The combination of positron emission tomography (PET) and magnetic resonance imaging (MRI) has great potential. However, the clinical benefits it may bring remain unclear and need to be addressed, according to Professor Heinz-Peter Schlemmer, head of the radiology department at the German Cancer Research Centre in Heidelberg, Germany, who presented at the European Congress of Radiology in Vienna.
The interest in obtaining both morphological and functional information is great, and researchers have worked extensively on how to assess functional anatomy for about three decades, said Schlemmer ahead of the dedicated New Horizons Session on Saturday.
“The first milestone towards combined anatomical and functional imaging was the union of PET and computed tomography (CT) in a so-called PET-CT hybrid system in 2000. MRI provides high spatial and contrast resolution and functional information without radiation exposure. The development of a fully integrated PET-MRI system was technologically very challenging and its first use for imaging the human brain took place at the end of 2006. Whole-body PET-MRI is now commercially available and of particular medical interest for neurological, cardiovascular and oncologic diseases,” he said.
For instance, the combination of PET and MRI can improve tumour detection, by allowing radiologists to see a lesion on both morphological and metabolic images with unrivalled sensitivity. Schlemmer, who has worked extensively on comparative studies of whole-body MR and PET-CT for the detection of solid tumours, found that, while all modalities are useful in this application, depending on the particular tumour entities, MR and PET have the highest accuracy.
“Interestingly the important information came either from MR or PET studies, but CT was often not that relevant. We thought that the combination of PET and MR would be ideal to detect and typify tumours. Locally, the tumour can be imaged with the best anatomical resolution by MR, and in addition you have this metabolic and membrane receptor information about cells from PET, so together you increase your sensitivity and specificity for tumour detection and characterisation,” he said.
Nevertheless, it remains to be seen if the simultaneous acquisition of MR and PET studies will bring more accuracy than subsequent sequencing.

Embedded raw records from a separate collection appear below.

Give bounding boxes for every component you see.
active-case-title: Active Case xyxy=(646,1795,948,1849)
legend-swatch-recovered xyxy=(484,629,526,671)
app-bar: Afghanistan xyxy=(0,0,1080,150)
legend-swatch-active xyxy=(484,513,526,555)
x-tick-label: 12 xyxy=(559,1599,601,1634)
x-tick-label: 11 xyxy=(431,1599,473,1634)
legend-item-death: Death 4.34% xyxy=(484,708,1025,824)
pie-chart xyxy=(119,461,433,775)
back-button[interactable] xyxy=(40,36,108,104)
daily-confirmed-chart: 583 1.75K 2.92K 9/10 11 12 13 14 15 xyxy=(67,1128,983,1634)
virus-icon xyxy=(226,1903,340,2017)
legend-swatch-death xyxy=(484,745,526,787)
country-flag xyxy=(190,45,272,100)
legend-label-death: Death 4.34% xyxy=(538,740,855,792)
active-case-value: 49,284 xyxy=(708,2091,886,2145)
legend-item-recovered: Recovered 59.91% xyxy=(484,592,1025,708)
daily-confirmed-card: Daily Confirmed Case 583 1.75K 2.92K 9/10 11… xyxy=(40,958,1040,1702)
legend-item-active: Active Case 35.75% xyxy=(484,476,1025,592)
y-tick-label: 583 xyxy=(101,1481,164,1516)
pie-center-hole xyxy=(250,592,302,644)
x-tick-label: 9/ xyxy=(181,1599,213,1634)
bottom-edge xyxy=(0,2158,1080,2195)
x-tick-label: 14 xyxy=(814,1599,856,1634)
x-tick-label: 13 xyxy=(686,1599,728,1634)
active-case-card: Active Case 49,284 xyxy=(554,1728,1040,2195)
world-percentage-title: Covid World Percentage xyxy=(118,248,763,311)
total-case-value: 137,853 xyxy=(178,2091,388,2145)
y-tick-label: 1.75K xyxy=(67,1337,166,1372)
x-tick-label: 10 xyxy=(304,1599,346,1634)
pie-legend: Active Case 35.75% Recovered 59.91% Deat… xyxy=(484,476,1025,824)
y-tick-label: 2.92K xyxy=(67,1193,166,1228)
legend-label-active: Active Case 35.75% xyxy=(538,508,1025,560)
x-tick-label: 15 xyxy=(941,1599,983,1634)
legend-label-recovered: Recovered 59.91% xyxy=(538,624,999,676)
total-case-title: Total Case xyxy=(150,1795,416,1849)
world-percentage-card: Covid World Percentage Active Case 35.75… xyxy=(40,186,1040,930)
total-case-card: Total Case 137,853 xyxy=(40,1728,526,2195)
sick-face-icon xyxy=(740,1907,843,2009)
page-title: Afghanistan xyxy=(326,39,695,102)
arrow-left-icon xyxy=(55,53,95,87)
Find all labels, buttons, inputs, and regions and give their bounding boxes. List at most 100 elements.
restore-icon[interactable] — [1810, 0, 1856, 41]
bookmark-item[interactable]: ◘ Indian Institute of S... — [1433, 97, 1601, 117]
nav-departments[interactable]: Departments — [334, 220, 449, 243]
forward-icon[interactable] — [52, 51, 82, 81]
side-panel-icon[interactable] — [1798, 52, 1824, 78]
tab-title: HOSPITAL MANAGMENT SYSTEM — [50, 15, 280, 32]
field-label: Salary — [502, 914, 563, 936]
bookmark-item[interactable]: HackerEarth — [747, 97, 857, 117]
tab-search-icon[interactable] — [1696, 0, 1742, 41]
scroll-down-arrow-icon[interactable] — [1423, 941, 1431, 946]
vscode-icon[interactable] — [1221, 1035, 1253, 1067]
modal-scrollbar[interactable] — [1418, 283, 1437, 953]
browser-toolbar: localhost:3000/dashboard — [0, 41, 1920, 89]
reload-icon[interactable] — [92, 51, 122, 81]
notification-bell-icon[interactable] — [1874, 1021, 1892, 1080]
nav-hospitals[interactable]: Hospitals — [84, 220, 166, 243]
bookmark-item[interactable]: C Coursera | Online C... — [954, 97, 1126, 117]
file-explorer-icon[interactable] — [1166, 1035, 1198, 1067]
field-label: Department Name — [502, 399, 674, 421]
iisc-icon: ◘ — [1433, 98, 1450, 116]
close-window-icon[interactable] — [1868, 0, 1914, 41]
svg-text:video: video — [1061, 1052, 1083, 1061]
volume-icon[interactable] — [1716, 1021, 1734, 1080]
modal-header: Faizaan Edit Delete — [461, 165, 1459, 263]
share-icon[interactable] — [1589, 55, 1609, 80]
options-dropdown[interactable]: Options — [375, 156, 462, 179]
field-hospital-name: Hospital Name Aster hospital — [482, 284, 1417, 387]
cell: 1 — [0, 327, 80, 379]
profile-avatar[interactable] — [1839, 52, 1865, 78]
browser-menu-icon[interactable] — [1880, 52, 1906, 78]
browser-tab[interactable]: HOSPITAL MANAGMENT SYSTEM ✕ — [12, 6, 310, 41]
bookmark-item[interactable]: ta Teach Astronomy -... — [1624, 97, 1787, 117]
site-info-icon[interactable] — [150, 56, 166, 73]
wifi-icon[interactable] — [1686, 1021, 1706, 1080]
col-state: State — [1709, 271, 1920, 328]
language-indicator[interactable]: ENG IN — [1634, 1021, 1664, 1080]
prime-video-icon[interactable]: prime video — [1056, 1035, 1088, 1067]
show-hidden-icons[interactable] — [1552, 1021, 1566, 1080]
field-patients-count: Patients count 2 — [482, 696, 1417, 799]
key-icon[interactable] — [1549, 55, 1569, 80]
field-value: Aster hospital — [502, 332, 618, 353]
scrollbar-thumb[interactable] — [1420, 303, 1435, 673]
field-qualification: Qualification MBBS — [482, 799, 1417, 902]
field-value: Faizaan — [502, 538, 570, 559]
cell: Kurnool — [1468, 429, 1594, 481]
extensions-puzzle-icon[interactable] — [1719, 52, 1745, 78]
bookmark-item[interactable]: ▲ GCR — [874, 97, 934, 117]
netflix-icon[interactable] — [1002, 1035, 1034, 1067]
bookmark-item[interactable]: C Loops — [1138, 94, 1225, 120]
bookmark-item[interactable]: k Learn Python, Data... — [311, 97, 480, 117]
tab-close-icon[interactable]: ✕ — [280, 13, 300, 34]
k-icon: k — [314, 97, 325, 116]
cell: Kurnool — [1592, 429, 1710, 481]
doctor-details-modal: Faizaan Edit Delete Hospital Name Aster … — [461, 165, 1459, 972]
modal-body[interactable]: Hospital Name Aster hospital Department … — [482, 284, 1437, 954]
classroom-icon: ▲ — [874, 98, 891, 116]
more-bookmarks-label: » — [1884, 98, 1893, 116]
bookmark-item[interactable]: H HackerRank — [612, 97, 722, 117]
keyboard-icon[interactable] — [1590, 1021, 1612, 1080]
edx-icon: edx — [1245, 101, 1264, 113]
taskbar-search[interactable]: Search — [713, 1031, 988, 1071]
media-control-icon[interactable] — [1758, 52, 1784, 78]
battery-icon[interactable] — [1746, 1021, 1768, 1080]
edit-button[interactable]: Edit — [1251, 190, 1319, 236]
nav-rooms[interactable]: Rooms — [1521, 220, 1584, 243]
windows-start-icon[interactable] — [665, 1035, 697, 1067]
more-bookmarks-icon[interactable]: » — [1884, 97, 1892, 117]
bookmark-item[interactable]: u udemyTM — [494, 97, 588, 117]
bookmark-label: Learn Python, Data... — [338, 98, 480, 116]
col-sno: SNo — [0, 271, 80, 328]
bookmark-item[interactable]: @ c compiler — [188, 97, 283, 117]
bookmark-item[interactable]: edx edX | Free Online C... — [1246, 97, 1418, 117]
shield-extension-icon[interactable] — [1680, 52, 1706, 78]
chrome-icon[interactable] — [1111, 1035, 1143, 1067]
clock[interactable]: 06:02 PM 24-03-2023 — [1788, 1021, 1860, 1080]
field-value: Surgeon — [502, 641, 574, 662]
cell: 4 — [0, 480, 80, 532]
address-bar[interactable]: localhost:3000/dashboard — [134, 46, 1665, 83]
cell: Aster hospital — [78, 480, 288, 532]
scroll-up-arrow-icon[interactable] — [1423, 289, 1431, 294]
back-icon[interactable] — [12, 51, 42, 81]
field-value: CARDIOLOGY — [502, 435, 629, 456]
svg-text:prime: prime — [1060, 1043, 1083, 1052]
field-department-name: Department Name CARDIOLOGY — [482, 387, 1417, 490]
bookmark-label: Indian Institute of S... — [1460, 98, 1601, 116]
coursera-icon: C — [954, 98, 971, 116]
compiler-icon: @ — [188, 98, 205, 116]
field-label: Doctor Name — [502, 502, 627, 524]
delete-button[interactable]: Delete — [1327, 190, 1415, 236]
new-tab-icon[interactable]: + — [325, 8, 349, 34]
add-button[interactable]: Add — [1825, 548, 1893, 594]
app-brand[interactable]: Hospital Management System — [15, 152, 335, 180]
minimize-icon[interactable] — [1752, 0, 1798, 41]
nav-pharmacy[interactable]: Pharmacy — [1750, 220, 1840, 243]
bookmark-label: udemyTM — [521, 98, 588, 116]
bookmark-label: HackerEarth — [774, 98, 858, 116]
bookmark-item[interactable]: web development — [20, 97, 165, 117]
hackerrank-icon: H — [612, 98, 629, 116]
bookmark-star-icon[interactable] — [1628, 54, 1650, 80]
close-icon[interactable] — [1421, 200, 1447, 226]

Further information is also needed as to whether MR-PET presents added value compared to the already established PET-CT technology, and, if so, for which applications.
“Initial euphoria regarding the medical prospects of PET-MRI for assessing various diseases is understandable as this novel technology matures. But criticism is still justified, because the novel imaging technology cannot enter routine clinical practice before diagnostic accuracy, influence on therapeutic management and economic factors have been carefully considered and evidenced by clinical studies,” Schlemmer said. Capabilities and difficulties of PET-MRI have to be thoroughly balanced by considering different perspectives including scientific, medical and economic aspects, he concluded.